“I’ll tell her you said so, Miss Charlotte. Do you need anything else from the kitchen?” Thomas was a handsome lad, as footmen were supposed to be. Tall, sandy-haired, blue-eyed, and cheerful without being obsequious.
“That will be all,” Percival said. “Be off with you, and don’t waste too much time flirting with the tweenie.”
Thomas bowed and withdrew in diplomatic silence.
“Her Grace has him in mind for the underbutler’s job at Morelands,” Percival said. “I think the poor tweenie will go into a permanent decline if young Thomas removes to Kent.” Better a decline than an untimely occasion of motherhood, in Esther’s opinion.
“The tweenie is Evans,” Elizabeth said. “If I were allowed to set up my own establishment, I could provide employment for them both.”
This again. Under protest, Percival had allowed his oldest daughter, Maggie, to have her own household when she’d turned thirty. Now the precedent had been set, and Elizabeth was determined on the same path.
“Elizabeth, you’d leave us desolate should you defect to your own household,” Percival replied, “and don’t bother haranguing me on the topic because your parents must be involved in any discussion of such an arrangement. As your devoted uncle, I seek only to keep you safe and happy.”
“Were you safe and happy wintering in Canada as a cavalry officer?” Charlotte asked.
“Oddly enough, I was, for the most part, but if you continue along these contentious lines, my dears, I won’t tell of your aunt’s card party. I believe she’s making up the guest list while you bring acrimony to my breakfast table.”
The sisters exchanged a look: Fall back and retreat. Perhaps they were hatching a plot to establish a spinster household together, which would break dear Tony’s heart.
“You say the card party is to be in place of the farewell soiree?” Elizabeth asked. “Let me guess. This charity will benefit Anwen’s urchins, and next year Mayfair will see a half-dozen charity card parties every Friday evening.”
Not a bad idea.
“Charity card parties will have caught on by the little season,” Charlotte rejoined. “If we inspired the gentlemen’s clubs to set aside one table each for charity play, even one night a week, London would soon run out of urchins.”
“You must suggest these ideas to your aunt,” Percival said. “You have the Windham genius for turning a situation to its best advantage. The Second Coming will arrive before the Church of England or my friends in Parliament address the issue of London’s poor children.”
He’d got their attention, which was the point of the digression.
“I thought you were firmly in the Tory camp on this issue,” Elizabeth said. “Let the poor humbly accept the will of the Almighty or work to better themselves, that sort of thing.”
Percival humbly accepted the will of his duchess, on most matters. Let the Almighty bear the challenge of arguing Her Grace around, for only He was equal to the task when that good woman was convinced of her position.

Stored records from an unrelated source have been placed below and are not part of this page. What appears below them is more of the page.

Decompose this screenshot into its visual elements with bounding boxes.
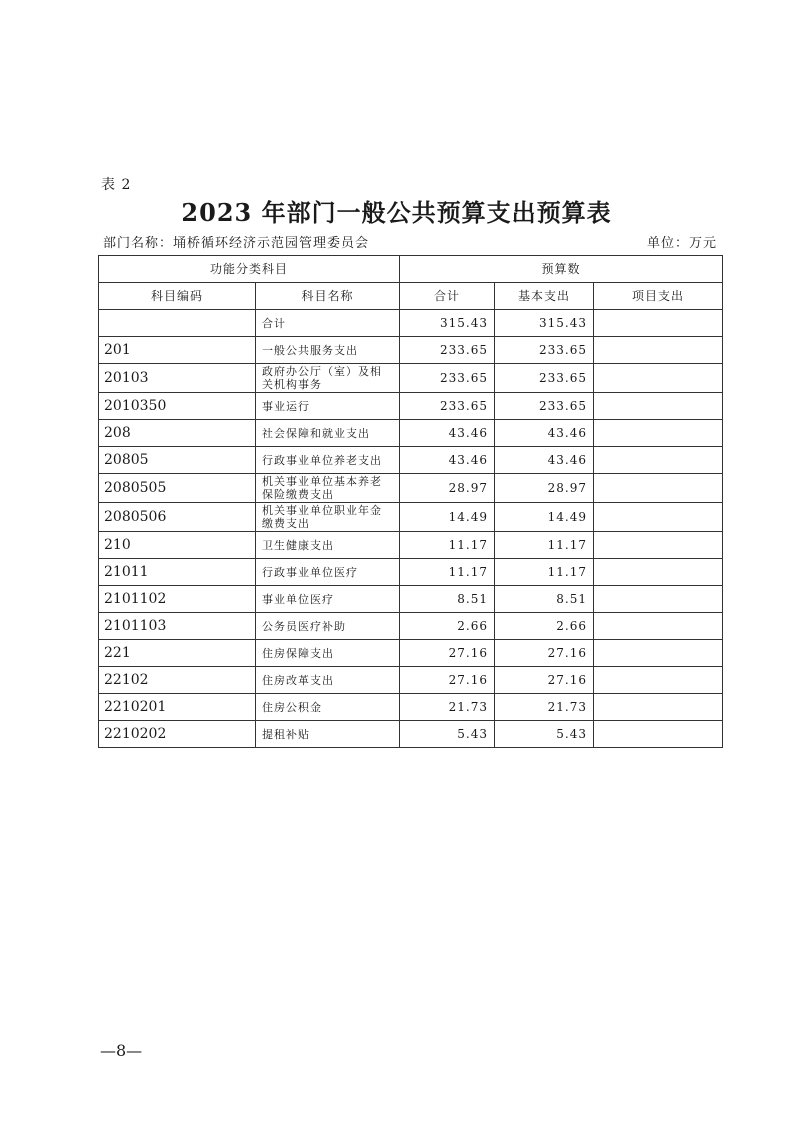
total-cell: 2.66 <box>400 613 495 640</box>
code-cell: 210 <box>99 532 256 559</box>
table-row <box>99 586 723 613</box>
table-row <box>99 364 723 393</box>
name-cell: 机关事业单位职业年金缴费支出 <box>256 503 400 532</box>
department-name: 部门名称：埇桥循环经济示范园管理委员会 <box>103 236 370 251</box>
name-cell: 一般公共服务支出 <box>256 337 400 364</box>
total-cell: 233.65 <box>400 337 495 364</box>
code-cell: 221 <box>99 640 256 667</box>
basic-cell: 11.17 <box>495 559 594 586</box>
total-cell: 21.73 <box>400 694 495 721</box>
basic-cell: 233.65 <box>495 337 594 364</box>
name-cell: 卫生健康支出 <box>256 532 400 559</box>
code-cell: 2101102 <box>99 586 256 613</box>
project-cell <box>594 640 723 667</box>
basic-cell: 315.43 <box>495 310 594 337</box>
table-row <box>99 474 723 503</box>
total-cell: 27.16 <box>400 640 495 667</box>
table-row <box>99 532 723 559</box>
project-cell <box>594 532 723 559</box>
project-cell <box>594 503 723 532</box>
project-cell <box>594 721 723 748</box>
basic-cell: 27.16 <box>495 667 594 694</box>
table-row <box>99 337 723 364</box>
column-header-row <box>99 283 723 310</box>
basic-column-header: 基本支出 <box>495 283 594 310</box>
code-cell: 2010350 <box>99 393 256 420</box>
total-cell: 233.65 <box>400 364 495 393</box>
project-cell <box>594 559 723 586</box>
code-cell: 2210201 <box>99 694 256 721</box>
code-cell: 208 <box>99 420 256 447</box>
name-cell: 提租补贴 <box>256 721 400 748</box>
basic-cell: 11.17 <box>495 532 594 559</box>
basic-cell: 5.43 <box>495 721 594 748</box>
basic-cell: 43.46 <box>495 420 594 447</box>
total-cell: 43.46 <box>400 447 495 474</box>
table-label: 表 2 <box>101 177 132 193</box>
total-column-header: 合计 <box>400 283 495 310</box>
basic-cell: 43.46 <box>495 447 594 474</box>
page-number: —8— <box>100 1041 143 1060</box>
name-cell: 住房改革支出 <box>256 667 400 694</box>
project-cell <box>594 613 723 640</box>
code-cell: 2101103 <box>99 613 256 640</box>
budget-group-header: 预算数 <box>400 256 723 283</box>
table-row <box>99 721 723 748</box>
project-cell <box>594 586 723 613</box>
code-cell: 21011 <box>99 559 256 586</box>
name-cell: 合计 <box>256 310 400 337</box>
total-cell: 43.46 <box>400 420 495 447</box>
name-cell: 行政事业单位医疗 <box>256 559 400 586</box>
total-cell: 8.51 <box>400 586 495 613</box>
basic-cell: 2.66 <box>495 613 594 640</box>
name-cell: 社会保障和就业支出 <box>256 420 400 447</box>
meta-row <box>103 232 717 251</box>
project-cell <box>594 364 723 393</box>
project-column-header: 项目支出 <box>594 283 723 310</box>
table-row <box>99 694 723 721</box>
name-cell: 事业单位医疗 <box>256 586 400 613</box>
project-cell <box>594 447 723 474</box>
document-title: 2023 年部门一般公共预算支出预算表 <box>181 198 612 227</box>
table-row <box>99 447 723 474</box>
total-cell: 27.16 <box>400 667 495 694</box>
basic-cell: 233.65 <box>495 393 594 420</box>
table-row <box>99 420 723 447</box>
code-cell: 2080505 <box>99 474 256 503</box>
budget-table-body <box>99 256 723 748</box>
project-cell <box>594 420 723 447</box>
total-cell: 28.97 <box>400 474 495 503</box>
name-cell: 政府办公厅（室）及相关机构事务 <box>256 364 400 393</box>
total-cell: 14.49 <box>400 503 495 532</box>
table-row <box>99 640 723 667</box>
total-cell: 11.17 <box>400 532 495 559</box>
classification-group-header: 功能分类科目 <box>99 256 400 283</box>
project-cell <box>594 667 723 694</box>
basic-cell: 28.97 <box>495 474 594 503</box>
project-cell <box>594 393 723 420</box>
project-cell <box>594 310 723 337</box>
table-row <box>99 503 723 532</box>
project-cell <box>594 694 723 721</box>
code-cell <box>99 310 256 337</box>
project-cell <box>594 337 723 364</box>
budget-table <box>98 255 723 748</box>
basic-cell: 21.73 <box>495 694 594 721</box>
name-cell: 住房公积金 <box>256 694 400 721</box>
name-cell: 行政事业单位养老支出 <box>256 447 400 474</box>
group-header-row <box>99 256 723 283</box>
unit-label: 单位：万元 <box>646 236 717 251</box>
table-row <box>99 559 723 586</box>
basic-cell: 27.16 <box>495 640 594 667</box>
total-cell: 233.65 <box>400 393 495 420</box>
table-row <box>99 667 723 694</box>
code-cell: 22102 <box>99 667 256 694</box>
table-row <box>99 310 723 337</box>
project-cell <box>594 474 723 503</box>
name-cell: 事业运行 <box>256 393 400 420</box>
name-cell: 公务员医疗补助 <box>256 613 400 640</box>
name-cell: 机关事业单位基本养老保险缴费支出 <box>256 474 400 503</box>
total-cell: 11.17 <box>400 559 495 586</box>
total-cell: 315.43 <box>400 310 495 337</box>
table-row <box>99 393 723 420</box>
table-row <box>99 613 723 640</box>
code-cell: 20805 <box>99 447 256 474</box>
basic-cell: 14.49 <box>495 503 594 532</box>
code-cell: 2080506 <box>99 503 256 532</box>
basic-cell: 8.51 <box>495 586 594 613</box>
code-column-header: 科目编码 <box>99 283 256 310</box>
total-cell: 5.43 <box>400 721 495 748</box>
code-cell: 20103 <box>99 364 256 393</box>
basic-cell: 233.65 <box>495 364 594 393</box>
name-cell: 住房保障支出 <box>256 640 400 667</box>
code-cell: 201 <box>99 337 256 364</box>
code-cell: 2210202 <box>99 721 256 748</box>
name-column-header: 科目名称 <box>256 283 400 310</box>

“Those are reasonable, even kindly sentiments,” Percival said. “To inflict expectations on the lower orders that they have no way of realizing only damns them to greater disappointment.” Or so his cronies in the Lords would argue. “However, your aunt points out that your cousins Devlin and Maggie were born very much among the poor.” To Percival’s mistresses, before he’d met his dear duchess. “When transplanted to a household where abundant love, nourishment, and education were available, they thrived magnificently.”
The duchess, born to wealthy if common stock, had made those arguments in the privacy of the ducal apartment. In all honesty Percival couldn’t offer a suitable response from the Tory side of the aisle. His children—illegitimate and born into relative poverty—were now of the peerage, despite their maternal antecedents.
And Percival could not be more grateful.
While Charlotte and Elizabeth debated the divine right of kings like a pair of ambitious back benchers, Percival sipped his tea and pretended to read the paper.
He hoped Anwen had galloped over every acre of Hyde Park with some handsome gallant at her side. Rosecroft would of course be absorbed with schooling whatever mount he’d taken for the outing, but he was also a former intelligence officer.
Nothing would transpire in the park without Rosecroft to bear witness and report the goings on back to his papa. Nothing.
* * *
Nothing penetrated Anwen’s awareness except pleasure.
Pleasure, to be kissed by a man who wasn’t in a hurry, half-drunk, or pleased with himself for appropriating liberties from a woman taken unawares by his boldness.
Pleasure, to kiss Lord Colin back. To do more than stand still, enduring the fumblings of a misguided fortune hunter who hoped a display of his bumbling charms would result in a lifetime of security.
Pleasure, to feel lovely bodily stirrings as the sun rose, the birds sang, and the quiet of the park reverberated with the potential of a new, wonderful day.
And beneath those delightful, if predictable pleasures, yet more joy, unique to Anwen.
Lord Colin had bluntly pronounced her slight stature an advantage in the saddle—how marvelous!—and what a novel perspective.